Data warehouse (Snowflake, BigQuery, Redshift): structured, curated, fast, governed. Expensive compute. Schema-on-write means transformations happen before data lands.
Lakehouse (Delta Lake, Iceberg, Hudi on top of cloud storage): takes the cheap storage of a data lake and adds warehouse-like features – ACID, time travel, schema enforcement, fast metadata. Increasingly the default architecture for teams that need both ML workloads (raw access to unstructured data) and BI workloads (structured, governed queries).
If a company is starting fresh today, I’d suggest a lakehouse pattern over a traditional warehouse – unless they’re a pure analytics team with no ML needs, in which case Snowflake or BigQuery is simpler to operate.
Exactly-once semantics: what does it mean and when do you actually need it?
Three delivery guarantees: at-most-once (might lose records), at-least-once (might duplicate), exactly-once (neither). In distributed systems, exactly-once across both the processing and the output sink is genuinely hard.
How to achieve it in practice: idempotent writes at the sink (MERGE instead of INSERT), transactional output (Kafka transactions or Delta Lake’s transactional writes), and checkpointing your stream processing state so you can resume from exactly where you left off.
When you actually need it: financial transactions (duplicating a charge is bad), inventory systems, anything where double-counting has real consequences. For analytics pipelines where a dashboard re-calculates on query, at-least-once with idempotent loading is usually good enough and much cheaper to implement.

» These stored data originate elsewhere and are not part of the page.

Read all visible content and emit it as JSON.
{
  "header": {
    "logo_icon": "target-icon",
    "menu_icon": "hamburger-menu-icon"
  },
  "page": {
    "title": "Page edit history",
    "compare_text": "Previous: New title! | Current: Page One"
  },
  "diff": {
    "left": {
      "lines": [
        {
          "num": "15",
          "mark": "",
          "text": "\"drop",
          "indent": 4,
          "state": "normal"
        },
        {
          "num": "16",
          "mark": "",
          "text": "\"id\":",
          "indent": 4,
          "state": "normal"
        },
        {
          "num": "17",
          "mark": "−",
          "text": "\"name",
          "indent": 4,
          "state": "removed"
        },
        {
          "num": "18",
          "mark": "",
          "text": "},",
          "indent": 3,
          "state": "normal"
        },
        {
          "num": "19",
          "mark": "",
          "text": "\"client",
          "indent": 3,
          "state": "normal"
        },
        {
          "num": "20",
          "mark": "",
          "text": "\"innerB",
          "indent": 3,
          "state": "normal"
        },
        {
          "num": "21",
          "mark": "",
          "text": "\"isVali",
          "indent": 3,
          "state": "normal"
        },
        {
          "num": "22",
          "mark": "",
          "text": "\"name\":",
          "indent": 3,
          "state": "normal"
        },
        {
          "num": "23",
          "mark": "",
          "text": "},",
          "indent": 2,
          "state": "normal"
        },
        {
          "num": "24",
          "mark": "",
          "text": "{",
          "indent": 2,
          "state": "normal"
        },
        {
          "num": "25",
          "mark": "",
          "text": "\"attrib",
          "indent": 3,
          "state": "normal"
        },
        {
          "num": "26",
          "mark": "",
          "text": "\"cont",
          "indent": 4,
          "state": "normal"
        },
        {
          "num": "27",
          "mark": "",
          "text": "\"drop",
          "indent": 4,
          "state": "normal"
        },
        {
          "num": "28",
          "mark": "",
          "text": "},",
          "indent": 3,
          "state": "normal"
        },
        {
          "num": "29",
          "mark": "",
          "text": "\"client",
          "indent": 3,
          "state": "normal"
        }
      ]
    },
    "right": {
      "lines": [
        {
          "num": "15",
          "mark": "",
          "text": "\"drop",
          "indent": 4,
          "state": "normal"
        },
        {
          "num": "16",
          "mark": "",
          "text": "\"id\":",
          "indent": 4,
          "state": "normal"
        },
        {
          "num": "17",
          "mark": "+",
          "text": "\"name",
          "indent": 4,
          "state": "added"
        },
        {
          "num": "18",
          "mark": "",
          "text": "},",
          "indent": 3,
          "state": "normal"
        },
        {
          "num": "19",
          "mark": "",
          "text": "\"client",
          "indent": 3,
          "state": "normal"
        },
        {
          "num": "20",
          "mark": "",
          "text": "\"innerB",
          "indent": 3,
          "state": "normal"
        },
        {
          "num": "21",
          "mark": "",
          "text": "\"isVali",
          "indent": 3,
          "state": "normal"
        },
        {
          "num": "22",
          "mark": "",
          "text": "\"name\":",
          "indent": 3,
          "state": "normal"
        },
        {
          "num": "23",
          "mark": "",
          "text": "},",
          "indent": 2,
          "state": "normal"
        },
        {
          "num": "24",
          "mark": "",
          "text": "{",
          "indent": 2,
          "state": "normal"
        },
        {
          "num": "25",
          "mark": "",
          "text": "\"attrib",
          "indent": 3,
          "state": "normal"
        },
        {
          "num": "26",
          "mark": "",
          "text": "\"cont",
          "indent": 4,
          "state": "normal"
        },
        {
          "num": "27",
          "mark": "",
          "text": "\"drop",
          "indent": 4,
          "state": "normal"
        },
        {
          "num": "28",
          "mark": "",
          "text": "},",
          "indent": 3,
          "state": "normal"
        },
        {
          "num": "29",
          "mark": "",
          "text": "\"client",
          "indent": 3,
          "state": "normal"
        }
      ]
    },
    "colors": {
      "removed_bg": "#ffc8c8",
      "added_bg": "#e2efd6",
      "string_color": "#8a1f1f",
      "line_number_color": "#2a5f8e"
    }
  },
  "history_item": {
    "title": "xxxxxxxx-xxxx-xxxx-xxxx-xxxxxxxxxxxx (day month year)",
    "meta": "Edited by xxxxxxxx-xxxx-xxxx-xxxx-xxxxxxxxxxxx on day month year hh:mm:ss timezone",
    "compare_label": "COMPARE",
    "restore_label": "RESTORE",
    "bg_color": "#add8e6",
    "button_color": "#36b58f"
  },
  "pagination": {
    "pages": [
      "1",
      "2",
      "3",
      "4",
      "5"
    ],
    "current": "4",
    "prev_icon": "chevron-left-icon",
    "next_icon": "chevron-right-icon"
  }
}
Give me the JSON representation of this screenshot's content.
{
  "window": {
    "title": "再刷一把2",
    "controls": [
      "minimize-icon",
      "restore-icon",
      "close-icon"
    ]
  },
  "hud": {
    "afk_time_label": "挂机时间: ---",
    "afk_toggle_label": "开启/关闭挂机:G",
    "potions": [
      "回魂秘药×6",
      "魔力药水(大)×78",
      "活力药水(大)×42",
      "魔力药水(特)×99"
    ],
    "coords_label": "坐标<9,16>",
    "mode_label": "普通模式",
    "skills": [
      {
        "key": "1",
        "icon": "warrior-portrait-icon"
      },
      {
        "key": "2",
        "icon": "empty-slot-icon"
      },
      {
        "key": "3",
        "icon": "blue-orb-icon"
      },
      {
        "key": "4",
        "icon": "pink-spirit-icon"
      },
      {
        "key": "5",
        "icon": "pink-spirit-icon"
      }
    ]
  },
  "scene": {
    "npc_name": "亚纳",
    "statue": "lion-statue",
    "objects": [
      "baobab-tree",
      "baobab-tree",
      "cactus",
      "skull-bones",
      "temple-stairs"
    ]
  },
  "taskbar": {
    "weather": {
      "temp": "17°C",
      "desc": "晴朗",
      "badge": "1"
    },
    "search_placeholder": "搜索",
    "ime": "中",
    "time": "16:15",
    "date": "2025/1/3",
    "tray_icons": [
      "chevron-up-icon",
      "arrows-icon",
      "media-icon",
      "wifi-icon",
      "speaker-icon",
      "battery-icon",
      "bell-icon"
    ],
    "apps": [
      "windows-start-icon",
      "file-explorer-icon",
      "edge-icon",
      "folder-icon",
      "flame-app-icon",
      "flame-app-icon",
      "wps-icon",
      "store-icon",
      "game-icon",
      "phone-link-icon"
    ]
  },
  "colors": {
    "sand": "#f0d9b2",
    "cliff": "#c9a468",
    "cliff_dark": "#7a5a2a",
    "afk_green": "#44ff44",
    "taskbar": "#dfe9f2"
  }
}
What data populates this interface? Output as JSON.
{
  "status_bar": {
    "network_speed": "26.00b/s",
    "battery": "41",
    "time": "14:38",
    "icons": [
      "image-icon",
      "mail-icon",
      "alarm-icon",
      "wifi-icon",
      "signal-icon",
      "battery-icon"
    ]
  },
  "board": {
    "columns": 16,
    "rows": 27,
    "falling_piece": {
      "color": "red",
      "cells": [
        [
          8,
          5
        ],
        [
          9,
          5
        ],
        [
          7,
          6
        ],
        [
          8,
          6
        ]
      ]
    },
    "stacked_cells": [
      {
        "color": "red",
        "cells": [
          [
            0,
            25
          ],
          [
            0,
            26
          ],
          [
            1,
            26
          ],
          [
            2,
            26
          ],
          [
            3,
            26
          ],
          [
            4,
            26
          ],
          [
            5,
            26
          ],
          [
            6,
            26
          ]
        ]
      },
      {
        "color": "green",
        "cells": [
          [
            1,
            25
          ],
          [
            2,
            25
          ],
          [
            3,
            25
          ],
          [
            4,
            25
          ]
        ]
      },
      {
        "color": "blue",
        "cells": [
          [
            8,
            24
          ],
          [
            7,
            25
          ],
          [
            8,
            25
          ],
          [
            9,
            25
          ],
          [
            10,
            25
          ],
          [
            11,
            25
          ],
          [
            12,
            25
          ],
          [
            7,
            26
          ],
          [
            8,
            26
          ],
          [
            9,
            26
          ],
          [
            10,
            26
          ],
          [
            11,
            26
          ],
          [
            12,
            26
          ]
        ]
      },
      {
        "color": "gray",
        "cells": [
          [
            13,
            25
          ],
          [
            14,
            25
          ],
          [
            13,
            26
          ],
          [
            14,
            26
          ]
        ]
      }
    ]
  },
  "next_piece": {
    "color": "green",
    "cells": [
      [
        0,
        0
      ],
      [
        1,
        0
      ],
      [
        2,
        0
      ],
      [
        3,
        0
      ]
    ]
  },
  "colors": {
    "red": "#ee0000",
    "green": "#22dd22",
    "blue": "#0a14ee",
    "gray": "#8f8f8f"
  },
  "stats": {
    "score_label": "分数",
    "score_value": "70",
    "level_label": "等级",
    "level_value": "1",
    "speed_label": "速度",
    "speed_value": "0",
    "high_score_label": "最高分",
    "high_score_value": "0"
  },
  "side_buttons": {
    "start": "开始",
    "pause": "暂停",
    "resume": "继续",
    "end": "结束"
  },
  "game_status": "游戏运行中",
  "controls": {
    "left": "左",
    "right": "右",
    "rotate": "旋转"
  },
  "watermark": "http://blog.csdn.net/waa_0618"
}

Practice these questions live
Reading answers is not the same as saying them to an interviewer who’s pushing back. We built LastRound AI’s interview copilot to help with exactly this – working through data engineer interview questions in a context that feels closer to the real thing, with a tool that responds to your reasoning rather than just checking keywords.
What interviewers are actually watching for
I’ve seen candidates answer every question technically correctly and still not get an offer. The pattern: they gave textbook answers without ever saying what they’d actually do or why. Interviewers at Airbnb, Meta, and Stripe – three companies where data engineering is a core function – are trying to figure out if you’d be useful on a production incident at 2am, not whether you’ve memorized the SCD types.
Things that raise flags: not mentioning failure modes when asked to design a pipeline; only knowing one tool deeply (it’s fine to prefer Airflow, it’s a problem if you’ve never thought about Prefect or Dagster); not considering cost implications of your design choices; giving abstract answers about scale (“it handles billions of records”) without being able to say how you’d debug a performance problem.
Things that work well: saying “the right answer depends on X and Y” and then actually answering both cases; acknowledging when you’ve made a mistake in your reasoning mid-answer (this reads as intellectual honesty, not weakness); naming specific production incidents you’ve debugged, even vaguely. A candidate who says “we had a skew issue on a user_id join because 40% of our events came from one internal test account – we fixed it by filtering that account ID before the join” is much more credible than someone who lists the theoretical solutions in order.